On the topic of affordable housing, Rappa said she knows first-hand how hard it is to find affordable housing for some segments of the population. She said there is a real disconnect, with jobs on one side of the county and affordable housing on the other side. “That's when transportation becomes an issue, and council has to learn to plan for that,” she said.
Hudson said it’s a tough issue, but one that has been addressed in the draft 2018 comprehensive plan. He said the problem is driven by high land values in eastern Sussex. “I sometimes struggle with government getting involved telling someone they have to have a certain piece of land designated for affordable housing,” he said.
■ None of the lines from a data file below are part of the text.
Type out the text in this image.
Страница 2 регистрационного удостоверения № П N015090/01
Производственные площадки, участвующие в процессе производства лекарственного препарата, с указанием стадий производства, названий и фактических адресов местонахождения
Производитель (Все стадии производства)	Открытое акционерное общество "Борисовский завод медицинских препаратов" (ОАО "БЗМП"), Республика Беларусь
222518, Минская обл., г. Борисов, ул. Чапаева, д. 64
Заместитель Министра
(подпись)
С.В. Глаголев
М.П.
Rappa said new development in the Long Neck area and along the Route 5 and Route 24 corridors is exploding ,and residents are choked with traffic.
She said it will take years to unravel traffic issues. In the interim, she said, establishing transportation improvement districts would help provide funding from developers and the state for improvements.
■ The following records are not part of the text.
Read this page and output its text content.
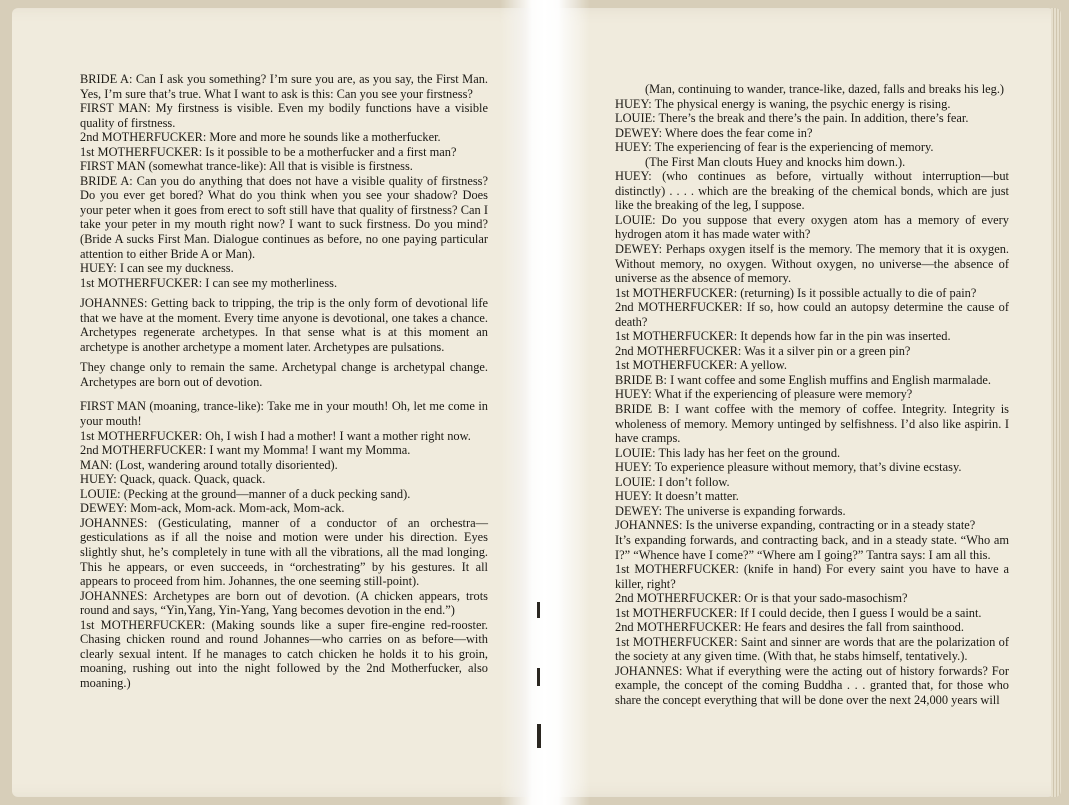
BRIDE A: Can I ask you something? I’m sure you are, as you say, the First Man. Yes, I’m sure that’s true. What I want to ask is this: Can you see your firstness?

FIRST MAN: My firstness is visible. Even my bodily functions have a visible quality of firstness.

2nd MOTHERFUCKER: More and more he sounds like a motherfucker.

1st MOTHERFUCKER: Is it possible to be a motherfucker and a first man?

FIRST MAN (somewhat trance-like): All that is visible is firstness.

BRIDE A: Can you do anything that does not have a visible quality of firstness? Do you ever get bored? What do you think when you see your shadow? Does your peter when it goes from erect to soft still have that quality of firstness? Can I take your peter in my mouth right now? I want to suck firstness. Do you mind? (Bride A sucks First Man. Dialogue continues as before, no one paying particular attention to either Bride A or Man).

HUEY: I can see my duckness.

1st MOTHERFUCKER: I can see my motherliness.

JOHANNES: Getting back to tripping, the trip is the only form of devotional life that we have at the moment. Every time anyone is devotional, one takes a chance. Archetypes regenerate archetypes. In that sense what is at this moment an archetype is another archetype a moment later. Archetypes are pulsations.

They change only to remain the same. Archetypal change is archetypal change. Archetypes are born out of devotion.

FIRST MAN (moaning, trance-like): Take me in your mouth! Oh, let me come in your mouth!

1st MOTHERFUCKER: Oh, I wish I had a mother! I want a mother right now.

2nd MOTHERFUCKER: I want my Momma! I want my Momma.

MAN: (Lost, wandering around totally disoriented).

HUEY: Quack, quack. Quack, quack.

LOUIE: (Pecking at the ground—manner of a duck pecking sand).

DEWEY: Mom-ack, Mom-ack. Mom-ack, Mom-ack.

JOHANNES: (Gesticulating, manner of a conductor of an orchestra—gesticulations as if all the noise and motion were under his direction. Eyes slightly shut, he’s completely in tune with all the vibrations, all the mad longing. This he appears, or even succeeds, in “orchestrating” by his gestures. It all appears to proceed from him. Johannes, the one seeming still-point).

JOHANNES: Archetypes are born out of devotion. (A chicken appears, trots round and says, “Yin,Yang, Yin-Yang, Yang becomes devotion in the end.”)

1st MOTHERFUCKER: (Making sounds like a super fire-engine red-rooster. Chasing chicken round and round Johannes—who carries on as before—with clearly sexual intent. If he manages to catch chicken he holds it to his groin, moaning, rushing out into the night followed by the 2nd Motherfucker, also moaning.)

(Man, continuing to wander, trance-like, dazed, falls and breaks his leg.)

HUEY: The physical energy is waning, the psychic energy is rising.

LOUIE: There’s the break and there’s the pain. In addition, there’s fear.

DEWEY: Where does the fear come in?

HUEY: The experiencing of fear is the experiencing of memory.

(The First Man clouts Huey and knocks him down.).

HUEY: (who continues as before, virtually without interruption—but distinctly) . . . . which are the breaking of the chemical bonds, which are just like the breaking of the leg, I suppose.

LOUIE: Do you suppose that every oxygen atom has a memory of every hydrogen atom it has made water with?

DEWEY: Perhaps oxygen itself is the memory. The memory that it is oxygen. Without memory, no oxygen. Without oxygen, no universe—the absence of universe as the absence of memory.

1st MOTHERFUCKER: (returning) Is it possible actually to die of pain?

2nd MOTHERFUCKER: If so, how could an autopsy determine the cause of death?

1st MOTHERFUCKER: It depends how far in the pin was inserted.

2nd MOTHERFUCKER: Was it a silver pin or a green pin?

1st MOTHERFUCKER: A yellow.

BRIDE B: I want coffee and some English muffins and English marmalade.

HUEY: What if the experiencing of pleasure were memory?

BRIDE B: I want coffee with the memory of coffee. Integrity. Integrity is wholeness of memory. Memory untinged by selfishness. I’d also like aspirin. I have cramps.

LOUIE: This lady has her feet on the ground.

HUEY: To experience pleasure without memory, that’s divine ecstasy.

LOUIE: I don’t follow.

HUEY: It doesn’t matter.

DEWEY: The universe is expanding forwards.

JOHANNES: Is the universe expanding, contracting or in a steady state?

It’s expanding forwards, and contracting back, and in a steady state. “Who am I?” “Whence have I come?” “Where am I going?” Tantra says: I am all this.

1st MOTHERFUCKER: (knife in hand) For every saint you have to have a killer, right?

2nd MOTHERFUCKER: Or is that your sado-masochism?

1st MOTHERFUCKER: If I could decide, then I guess I would be a saint.

2nd MOTHERFUCKER: He fears and desires the fall from sainthood.

1st MOTHERFUCKER: Saint and sinner are words that are the polarization of the society at any given time. (With that, he stabs himself, tentatively.).

JOHANNES: What if everything were the acting out of history forwards? For example, the concept of the coming Buddha . . . granted that, for those who share the concept everything that will be done over the next 24,000 years will
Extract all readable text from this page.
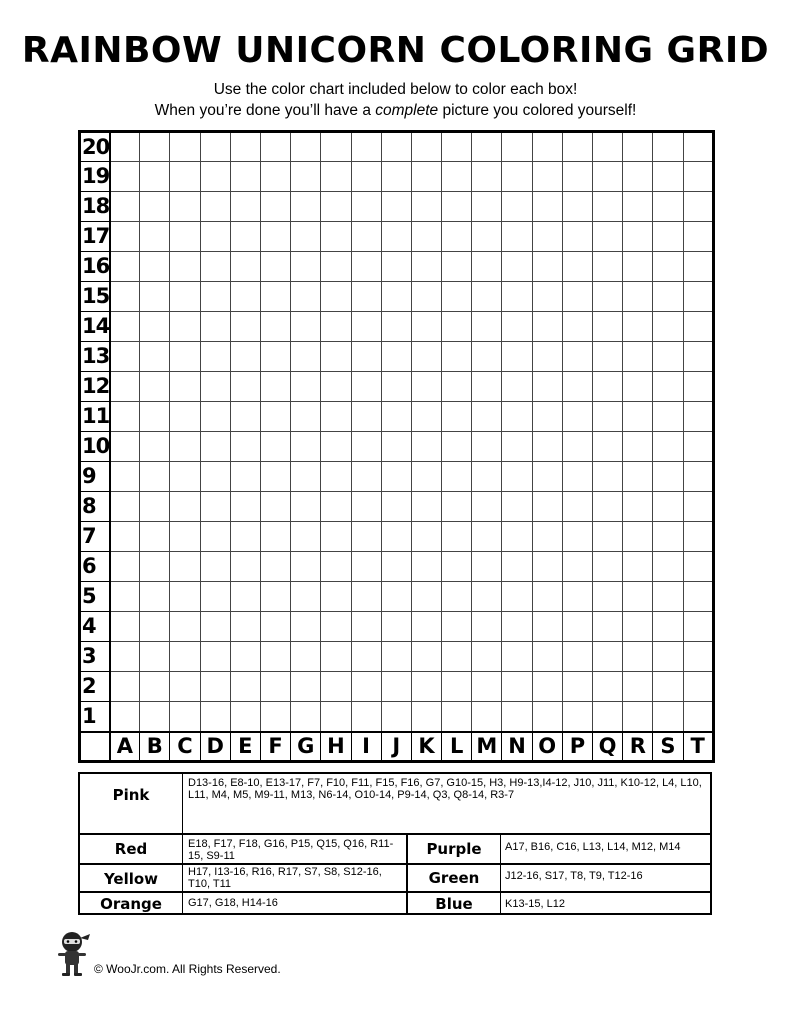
RAINBOW UNICORN COLORING GRID

Use the color chart included below to color each box!

When you’re done you’ll have a complete picture you colored yourself!

20																				
19																				
18																				
17																				
16																				
15																				
14																				
13																				
12																				
11																				
10																				
9																				
8																				
7																				
6																				
5																				
4																				
3																				
2																				
1																				
	A	B	C	D	E	F	G	H	I	J	K	L	M	N	O	P	Q	R	S	T
Pink
D13-16, E8-10, E13-17, F7, F10, F11, F15, F16, G7, G10-15, H3, H9-13,I4-12, J10, J11, K10-12, L4, L10, L11, M4, M5, M9-11, M13, N6-14, O10-14, P9-14, Q3, Q8-14, R3-7
Red	E18, F17, F18, G16, P15, Q15, Q16, R11-15, S9-11	Purple	A17, B16, C16, L13, L14, M12, M14
Yellow	H17, I13-16, R16, R17, S7, S8, S12-16, T10, T11	Green	J12-16, S17, T8, T9, T12-16
Orange	G17, G18, H14-16	Blue	K13-15, L12
© WooJr.com. All Rights Reserved.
Hudson said county officials' role is to ensure developers follow ordinances. “When they meet the criteria, it's hard to say no. You can't arbitrarily say no. If you do, they will sue us,” he said. “And it's DelDOT that tells developers what road improvements to make.”
In conclusion, Rappa said coastal Sussex needs a strong voice. “I have to ask you, do you want the same group of people making the same decisions resulting in the same mess?” she asked. “It's time the other half of the county is represented. It's time women step forward and lead this county with viable solutions and strong leadership, as I have.”
Hudson said his background and experience would allow him to hit the ground running as a councilman. “The opportunities I've had to serve this state and county have prepared me well for a seat on county council,” he said. “I bring transparency, honesty and common sense to the table, and I will always be accessible and accountable.”
District 4 is the area around the Inland Bays, including the communities of or near the areas of Bethany Beach, Dewey Beach, Long Neck, Henlopen Acres, Millville, Oak Orchard, Ocean View and Rehoboth Beach.